Two of the largest breast implant manufacturers, Mentor and Allergan, said they stood behind the safety of their products, citing years of studies that have led to inconclusive evidence that autoimmune problems are linked to breast implants.
“Our medical devices undergo extensive laboratory testing before they are submitted to government health experts for a science-based review,” Mentor spokeswoman Mindy Tinsley said. “Many of our devices undergo careful reviews by not just one, but multiple regulatory bodies around the world.”
Still, it can be hard for breast implant patients and advocates to track problems that do arise.
Insurance claims make no mention of the specific device or model implanted in a patient, and patients’ electronic health records aren’t required to record that either. In addition, products sold overseas can be renamed or carry a different model number, making international recalls or tracking across borders nearly impossible.
Meanwhile, the FDA’s main database on medical device problems, which requires manufacturers to report patient deaths and serious injuries to the government within 30 days, relies on hand-typed entries from a variety of people — from patients to device manufacturers — to help track troubled products. That can lead to underreporting, along with missing and flawed data.
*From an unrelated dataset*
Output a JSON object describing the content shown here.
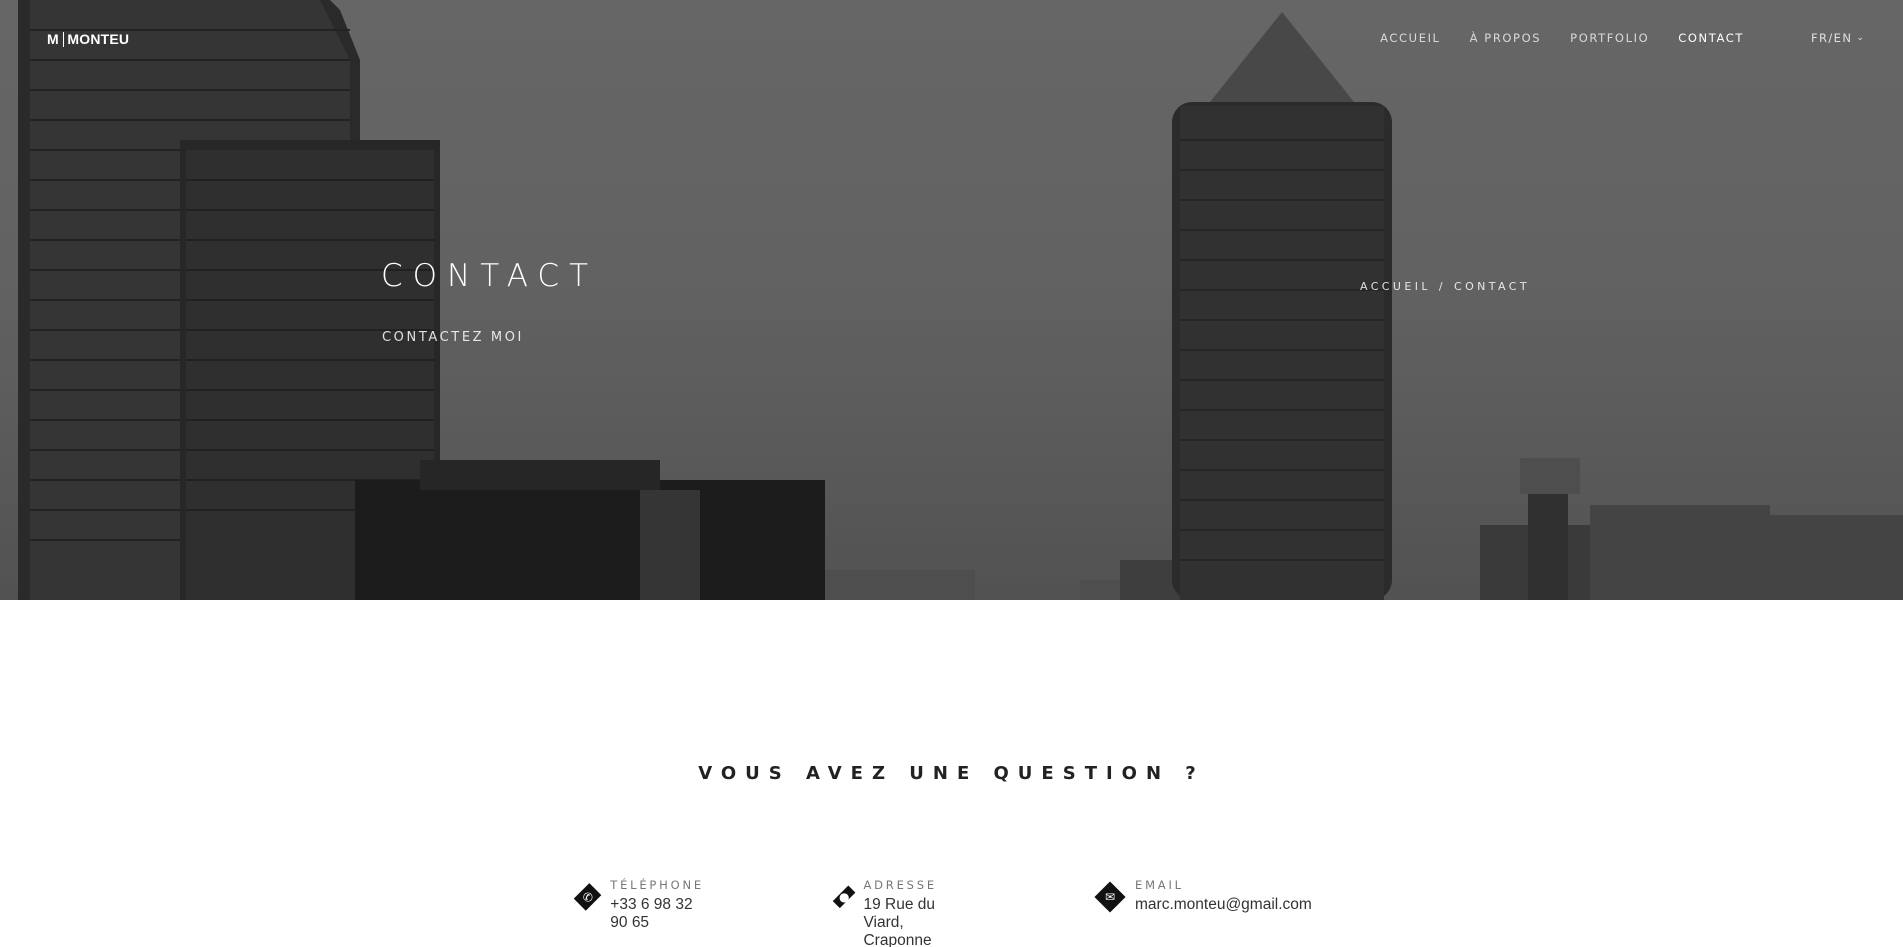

Tomes said accurate, complete and publicly accessible data is crucial to identifying problems quickly and making sure devices are safe. The FDA numbers, she said, offer the lowest possible count of reports about problems with breast implants.
“You can assume that the numbers are probably much, much higher,” she said.
A Duke University report funded by the FDA in 2016 found that even though the agency collected data on device malfunctions for more than two decades, “reliably and efficiently tracking the medical device safety and effectiveness outcomes of most interest to patients remains a generally unfulfilled promise” that “significantly affects the public health.”
Insurers, auto buyers and regulators all use a car’s VIN number to track a vehicle’s history, down to the line it was manufactured on at a specific factory, and the FDA’s own pharmaceutical drug oversight works similarly. But medical devices didn’t have a similar unique identifier until 2015, and many of the least-risky devices won’t put an ID into use until 2020. On top of that, experts say it could be years before their use is required in patient records, on insurance claims and in the FDA’s own data.
What are the most common makes and models of breast implants reported as having caused injury? The FDA’s answer is still quite often “Unknown.”